Participation to design, implementation and evaluation of DRR programmes is essential and enshrined in relevant policy and legal framework. People from at-risk groups often participate through their representative organisations.
Are led, directed and governed by persons from the at-risk group themselves.
Have a clear majority of their membership consisting of persons from the at-risk group themselves.
Are committed to and fully respect the principles and rights recognized in the relevant policy frameworks protecting the rights of the at-risk group.
Are established predominantly with the aim of collectively acting, expressing, promoting, pursuing and/or defending the rights of the at-risk group.
May represent one or more constituencies/at-risk groups.
Can be local, national, regional or international in scope.
Organisations of persons with disabilities (DPOs) are organisations made up of persons with disabilities to represent the rights and interests of their members. Inline with the CRPD, best practice is that DPOs comprise a voting membership of persons with disabilities, and a board, of which at least a majority is made up of persons with disabilities. Some DPOs represent people with all impairment types, while others may focus on a particular impairment type, gender, sectoral issue, or represent geographical areas (local, provincial, national, regional or international). A DPO might exist as a national platform with members at local level. Where there are no formal DPOs, there might be Self-Help groups or other loose networks of persons with disabilities and disability rights activists. There are international DPO networks that can provide information about their regional and national DPO members, such as International Disability Alliance.

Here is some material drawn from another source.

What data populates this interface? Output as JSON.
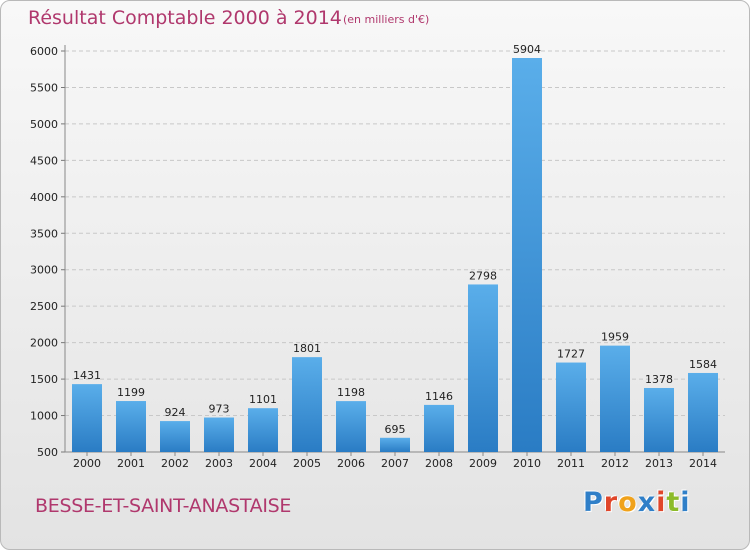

Women with disabilities remain at the intersection of gender inequality and disability stigma, and thus often find themselves specifically marginalised and at risk during and after a disaster. They are starting to organise in networks or alongside womens’ organisations.
Older persons are increasingly organising themselves into networks and associations, called Older People’s Associations (OPA). They are usually led in majority by older men and women and promote the rights and inclusion of their members and older people in general.
How to contact them?
Contact the international representative organisations beforehand at their headquarters, they will probably have information about specific countries and contacts to provide. At country level, representative organisations might be registered with the relevant national authority or registry of social ministry at local levels. Disability and age specific NGOs as well will be able to put you in contact with these organisations.